How to prepare a forest for climate change


Climate change is taking its toll on forests: since 2018, nearly 400,000 hectares of forest stands have been lost to drought and pest infestation in Germany alone. There is no question: the forests must be made fit for the challenges of the coming years. But what will the forest of the future look like? Will there still be beech, oak, pine and spruce? Or will species still considered exotic today take over the reigns?

(only in German)

„For me, the future forest is not an artificial product that we can think of in this way. We would be guaranteed not to take into account important factors that will then emerge in future weather extremes. That's why my future forest is the one we already have now, but much closer to nature.“
Dr. Susanne Winter, WWF Germany

Only viable forests can fulfil the protective function for water and soil, contribute to biodiversity or serve as an essential sink for carbon dioxide emissions. In recent years, however, Germany's spruce forests in particular have proven to be not stable enough. The condition of pine and beech stands is also a cause for concern. The Federal Ministry of Agriculture has therefore made 900 million euros available annually to forest owners who convert their forests and thus maintain or increase the ecosystem services of the forest. The main focus is on developing more natural mixed forests, which have proven to be more resilient.

Experts differ in their opinions on exactly how this transformation should take place. While some call for natural development processes to be used in forest conversion, others say that natural forest development cannot keep pace with the rapidly advancing climate change and that forest conversion must therefore be managed more strongly.

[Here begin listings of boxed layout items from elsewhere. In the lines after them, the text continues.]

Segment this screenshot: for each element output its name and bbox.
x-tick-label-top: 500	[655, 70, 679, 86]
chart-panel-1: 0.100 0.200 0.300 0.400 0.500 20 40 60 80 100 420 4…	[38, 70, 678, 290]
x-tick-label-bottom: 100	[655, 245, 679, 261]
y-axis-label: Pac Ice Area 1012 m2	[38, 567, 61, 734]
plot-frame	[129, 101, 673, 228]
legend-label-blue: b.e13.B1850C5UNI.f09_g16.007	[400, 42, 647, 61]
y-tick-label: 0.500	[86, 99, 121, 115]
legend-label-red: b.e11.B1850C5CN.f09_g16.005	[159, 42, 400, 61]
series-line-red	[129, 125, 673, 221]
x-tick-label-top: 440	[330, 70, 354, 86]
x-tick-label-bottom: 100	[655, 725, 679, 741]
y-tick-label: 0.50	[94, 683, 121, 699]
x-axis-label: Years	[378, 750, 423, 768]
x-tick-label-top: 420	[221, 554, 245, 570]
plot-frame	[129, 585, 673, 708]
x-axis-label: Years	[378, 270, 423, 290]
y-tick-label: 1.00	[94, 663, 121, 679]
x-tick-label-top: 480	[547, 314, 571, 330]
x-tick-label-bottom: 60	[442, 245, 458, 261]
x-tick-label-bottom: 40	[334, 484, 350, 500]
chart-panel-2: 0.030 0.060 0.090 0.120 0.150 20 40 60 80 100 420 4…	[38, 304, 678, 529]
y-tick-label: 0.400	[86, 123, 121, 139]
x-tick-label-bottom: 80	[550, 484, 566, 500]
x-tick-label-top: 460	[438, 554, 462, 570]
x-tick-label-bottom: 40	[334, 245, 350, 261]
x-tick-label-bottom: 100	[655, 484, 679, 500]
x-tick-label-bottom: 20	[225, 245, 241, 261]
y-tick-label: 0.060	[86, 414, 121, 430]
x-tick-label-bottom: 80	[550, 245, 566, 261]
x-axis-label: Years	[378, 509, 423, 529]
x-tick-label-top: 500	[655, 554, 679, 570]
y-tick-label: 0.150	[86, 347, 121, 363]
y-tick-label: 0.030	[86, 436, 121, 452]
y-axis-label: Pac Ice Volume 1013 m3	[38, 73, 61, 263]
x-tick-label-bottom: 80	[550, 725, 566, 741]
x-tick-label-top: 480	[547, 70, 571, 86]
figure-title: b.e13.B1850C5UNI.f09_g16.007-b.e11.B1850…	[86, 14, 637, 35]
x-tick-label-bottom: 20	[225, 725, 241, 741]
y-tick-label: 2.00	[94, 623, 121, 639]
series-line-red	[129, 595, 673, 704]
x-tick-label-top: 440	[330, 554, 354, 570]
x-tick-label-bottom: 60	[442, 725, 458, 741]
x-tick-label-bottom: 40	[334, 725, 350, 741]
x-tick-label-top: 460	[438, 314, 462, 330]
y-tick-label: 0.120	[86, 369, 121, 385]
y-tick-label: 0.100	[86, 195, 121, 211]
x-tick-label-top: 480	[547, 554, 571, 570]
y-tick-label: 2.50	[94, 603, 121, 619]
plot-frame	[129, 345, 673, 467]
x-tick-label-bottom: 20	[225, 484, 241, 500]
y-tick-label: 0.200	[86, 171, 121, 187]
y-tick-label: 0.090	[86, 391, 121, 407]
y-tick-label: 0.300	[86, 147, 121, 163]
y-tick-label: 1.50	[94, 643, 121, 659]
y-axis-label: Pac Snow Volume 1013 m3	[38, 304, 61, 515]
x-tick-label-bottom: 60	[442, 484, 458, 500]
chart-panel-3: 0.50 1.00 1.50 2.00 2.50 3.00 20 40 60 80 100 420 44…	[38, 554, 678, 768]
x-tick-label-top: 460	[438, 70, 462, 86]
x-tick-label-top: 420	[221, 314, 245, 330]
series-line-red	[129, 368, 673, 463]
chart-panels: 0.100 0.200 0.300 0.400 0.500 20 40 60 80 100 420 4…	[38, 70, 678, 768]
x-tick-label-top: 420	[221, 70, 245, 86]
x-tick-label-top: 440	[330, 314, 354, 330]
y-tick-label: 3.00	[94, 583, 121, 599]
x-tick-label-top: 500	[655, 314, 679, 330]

One reason for this is the demand for wood: Germany currently needs around 80 million cubic meters of harvested wood per year, for example for timber construction, paper production and as a source of energy - and this demand should be met from domestic forests as far as possible so as not to cause leakage effects. Will this still be possible in the future?

In addition, forests had stored about seven percent of Germany's greenhouse gas emissions by 2019. This important sink function is currently in danger of being lost. How can the storage function of forests be increased again?

In this podcast episode, our guests Susanne Winter, Head of the Forest Programme at WWF Germany, and Andreas Bolte, Head of the Thünen Institute for Forest Ecosystems, create a picture of the forest of the future. They talk about the advantages of small-scale ownership in Germany for forest conversion and the opportunities and risks of invasive species. It is about reducing the demand for fresh wood and a cascade use of wood, about common good standards for the allocation of subsidies and an acceleration of the transformation process, which must take place above all outside the forest. After all, 30 per cent of fresh wood is currently still being burned - a far too large amount from a climate perspective.


Our guests

Dr Susanne Winter is a forest ecologist and heads the forest programme at the nature conservation organisation WWF Germany. The focus of her work is on improving forest management in order to preserve biodiversity and climate protection services of forests.

Prof. Dr Andreas Bolte heads the Thünen Institute of Forest Ecosystems in Eberswalde and teaches forest ecology at the University of Göttingen. In his research, the forest scientist focuses primarily on beech forests and the adaptation of forests and forest management to the consequences of climate change.